El amaranto o alegría es cultivado en México desde hace miles de años. Las excavaciones realizadas por Mac Neish (1964) indican que el hombre ya cultivaba esta planta durante la fase Coxcatlán (5200 a 3400 años a.C.) y años más tarde se ubicó como uno de los principales alimentos de los mayas.

Los amarantos fueron nombrados Huauhtli por los aztecas y fueron de los granos más cultivados como alimento en los tiempos anteriores a la conquista. En el Códice Florentino, Fray Bernadino de Sahagún (1979) se mencionan diversas comidas preparadas con la planta de amaranto, como tamales, potajes, tortillas y bebidas.

La historia del amaranto habría sido más feliz

Entre los aztecas y sus vecinos el grano tuvo además gran importancia religiosa pues los indios la utilizaban en las festividades religiosas.

La historia del amaranto habría sido más feliz, de no ser por el exagerado celo de los evangelizadores, señala una publicación del Instituto Nacional de Investigaciones Forestales, Agrícolas y Pecuarias (INIFAP).

El amaranto era consagrado por los aztecas como los católicos consagran las hostias

El tzoalli, mezcla de amaranto y miel, estaba presente especialmente en las ceremonias dedicadas a Huitzilopochtli en el mes tóxcatl.

Se hacían una especie de panes con la forma de deidades para sacralizar “su carne” y consumirla con gran reverencia en actos rituales.
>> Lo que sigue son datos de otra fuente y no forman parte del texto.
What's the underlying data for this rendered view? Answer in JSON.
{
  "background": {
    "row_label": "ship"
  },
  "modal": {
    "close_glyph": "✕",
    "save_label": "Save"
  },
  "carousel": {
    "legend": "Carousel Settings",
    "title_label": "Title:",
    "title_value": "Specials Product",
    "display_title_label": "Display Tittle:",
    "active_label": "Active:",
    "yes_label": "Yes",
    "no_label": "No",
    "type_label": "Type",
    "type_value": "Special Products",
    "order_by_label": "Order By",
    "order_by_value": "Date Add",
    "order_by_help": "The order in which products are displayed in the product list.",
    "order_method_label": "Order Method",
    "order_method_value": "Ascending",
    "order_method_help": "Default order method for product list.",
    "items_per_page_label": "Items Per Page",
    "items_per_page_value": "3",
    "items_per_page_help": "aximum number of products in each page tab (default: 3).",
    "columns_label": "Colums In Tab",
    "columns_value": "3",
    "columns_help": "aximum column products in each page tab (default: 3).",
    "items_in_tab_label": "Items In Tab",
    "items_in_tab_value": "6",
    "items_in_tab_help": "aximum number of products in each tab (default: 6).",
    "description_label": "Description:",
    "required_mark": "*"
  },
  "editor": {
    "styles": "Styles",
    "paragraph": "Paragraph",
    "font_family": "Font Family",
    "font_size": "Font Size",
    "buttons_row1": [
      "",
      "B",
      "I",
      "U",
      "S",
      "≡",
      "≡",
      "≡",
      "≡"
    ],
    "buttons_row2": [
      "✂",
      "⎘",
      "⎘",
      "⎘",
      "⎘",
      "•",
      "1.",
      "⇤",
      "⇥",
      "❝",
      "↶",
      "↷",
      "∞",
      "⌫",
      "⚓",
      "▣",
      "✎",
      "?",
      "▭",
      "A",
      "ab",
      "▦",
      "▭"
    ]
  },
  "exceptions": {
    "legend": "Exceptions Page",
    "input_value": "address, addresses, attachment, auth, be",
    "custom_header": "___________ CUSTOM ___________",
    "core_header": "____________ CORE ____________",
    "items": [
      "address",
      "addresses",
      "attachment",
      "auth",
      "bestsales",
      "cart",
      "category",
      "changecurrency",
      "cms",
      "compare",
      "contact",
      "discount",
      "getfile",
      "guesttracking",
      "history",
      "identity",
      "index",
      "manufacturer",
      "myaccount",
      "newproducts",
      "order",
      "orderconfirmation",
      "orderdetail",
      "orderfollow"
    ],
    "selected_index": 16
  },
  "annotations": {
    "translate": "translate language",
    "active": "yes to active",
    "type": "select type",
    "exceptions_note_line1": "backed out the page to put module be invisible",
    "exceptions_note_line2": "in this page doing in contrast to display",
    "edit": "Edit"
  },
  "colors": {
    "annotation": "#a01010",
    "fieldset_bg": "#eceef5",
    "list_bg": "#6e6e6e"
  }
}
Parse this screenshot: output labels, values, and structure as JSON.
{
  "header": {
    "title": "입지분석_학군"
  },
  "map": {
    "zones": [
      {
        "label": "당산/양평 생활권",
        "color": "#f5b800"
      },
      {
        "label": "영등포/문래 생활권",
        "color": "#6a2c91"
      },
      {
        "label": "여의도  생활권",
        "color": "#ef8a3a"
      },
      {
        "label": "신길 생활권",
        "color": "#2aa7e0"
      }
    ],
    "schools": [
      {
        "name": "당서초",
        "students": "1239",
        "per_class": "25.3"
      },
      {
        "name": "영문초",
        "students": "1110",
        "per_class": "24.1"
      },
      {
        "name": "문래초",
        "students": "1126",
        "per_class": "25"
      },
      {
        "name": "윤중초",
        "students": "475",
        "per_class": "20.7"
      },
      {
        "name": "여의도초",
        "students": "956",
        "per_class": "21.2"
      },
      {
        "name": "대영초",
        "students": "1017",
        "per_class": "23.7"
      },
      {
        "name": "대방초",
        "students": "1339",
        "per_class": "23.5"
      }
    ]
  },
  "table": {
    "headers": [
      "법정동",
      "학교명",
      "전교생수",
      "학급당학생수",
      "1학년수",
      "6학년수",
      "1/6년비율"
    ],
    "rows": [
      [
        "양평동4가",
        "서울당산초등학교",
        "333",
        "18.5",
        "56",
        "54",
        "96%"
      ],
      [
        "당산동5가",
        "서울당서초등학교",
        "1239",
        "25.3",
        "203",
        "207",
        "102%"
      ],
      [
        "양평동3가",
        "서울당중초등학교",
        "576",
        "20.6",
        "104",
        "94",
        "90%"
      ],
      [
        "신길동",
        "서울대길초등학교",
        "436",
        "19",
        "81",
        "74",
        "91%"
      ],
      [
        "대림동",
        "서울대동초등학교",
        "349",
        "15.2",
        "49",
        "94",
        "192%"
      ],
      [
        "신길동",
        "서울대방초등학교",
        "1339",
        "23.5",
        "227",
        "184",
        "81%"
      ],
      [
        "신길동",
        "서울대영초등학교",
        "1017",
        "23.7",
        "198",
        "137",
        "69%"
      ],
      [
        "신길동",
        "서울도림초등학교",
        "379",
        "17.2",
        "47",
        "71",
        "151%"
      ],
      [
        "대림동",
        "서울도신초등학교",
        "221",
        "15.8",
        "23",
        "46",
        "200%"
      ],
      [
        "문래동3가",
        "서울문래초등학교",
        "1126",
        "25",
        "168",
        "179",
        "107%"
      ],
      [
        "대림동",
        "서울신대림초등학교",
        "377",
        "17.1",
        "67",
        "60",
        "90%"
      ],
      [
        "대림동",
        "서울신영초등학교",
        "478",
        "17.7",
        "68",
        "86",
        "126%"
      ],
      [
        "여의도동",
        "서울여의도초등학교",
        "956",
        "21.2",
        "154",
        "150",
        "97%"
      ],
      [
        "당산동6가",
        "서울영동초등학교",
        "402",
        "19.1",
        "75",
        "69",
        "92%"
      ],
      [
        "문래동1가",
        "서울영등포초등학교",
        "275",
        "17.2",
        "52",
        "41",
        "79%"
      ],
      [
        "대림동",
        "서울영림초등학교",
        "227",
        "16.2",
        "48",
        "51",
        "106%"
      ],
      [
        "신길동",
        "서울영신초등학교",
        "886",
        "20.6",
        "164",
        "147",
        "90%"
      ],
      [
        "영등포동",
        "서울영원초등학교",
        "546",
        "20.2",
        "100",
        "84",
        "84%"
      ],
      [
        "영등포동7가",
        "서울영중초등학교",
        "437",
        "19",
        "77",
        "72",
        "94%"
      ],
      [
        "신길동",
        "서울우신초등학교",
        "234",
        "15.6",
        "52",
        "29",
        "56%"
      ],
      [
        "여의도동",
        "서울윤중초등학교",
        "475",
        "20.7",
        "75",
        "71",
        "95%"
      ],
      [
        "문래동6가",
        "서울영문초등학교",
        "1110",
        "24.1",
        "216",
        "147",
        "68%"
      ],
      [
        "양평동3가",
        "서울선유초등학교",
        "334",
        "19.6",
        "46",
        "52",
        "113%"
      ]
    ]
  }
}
Así como la religión católica consagra la hostia como la carne de Cristo.

Aztecas comulgaban con los panes de amaranto

Los trozos consagrados se hacían pedacitos y comulgaban chicos y grandes, hombres y mujeres, viejos y niños. Quienes tenían en su casa enfermos, pedían tzoalli y lo llevaban para que lo pudieran comer, esperando el milagro de su curación.

Esta práctica resultó abominable para los colonizadores españoles, lo mismo que los tamales redondos de masa y hojas de huauhtli que se ofrendaban a los muertos y al elemento fuego.

En 1577 el amaranto era el cultivo más importante, en 1890 casi desaparecido

En 1577, la Corona Española aplicó un cuestionario entre la población para conocer los cultivos más importantes, las respuestas indicaron que los granos de amaranto eran uno de los cultivos más importantes.

En 1890 un nuevo cuestionario hecho por las autoridades daba por desaparecido el cultivo de amaranto. Lo que se relacionó con la prohibición de esta práctica por parte de los españoles, por considerar a la semilla un símbolo de paganismo.

El cultivo y consumo casi desapareció pero se mantuvo en zonas apartadas de la Conquista, hoy prevalece en Puebla, Morelos, Tlaxcala, Ciudad de México, Estado de México y Guanajuato.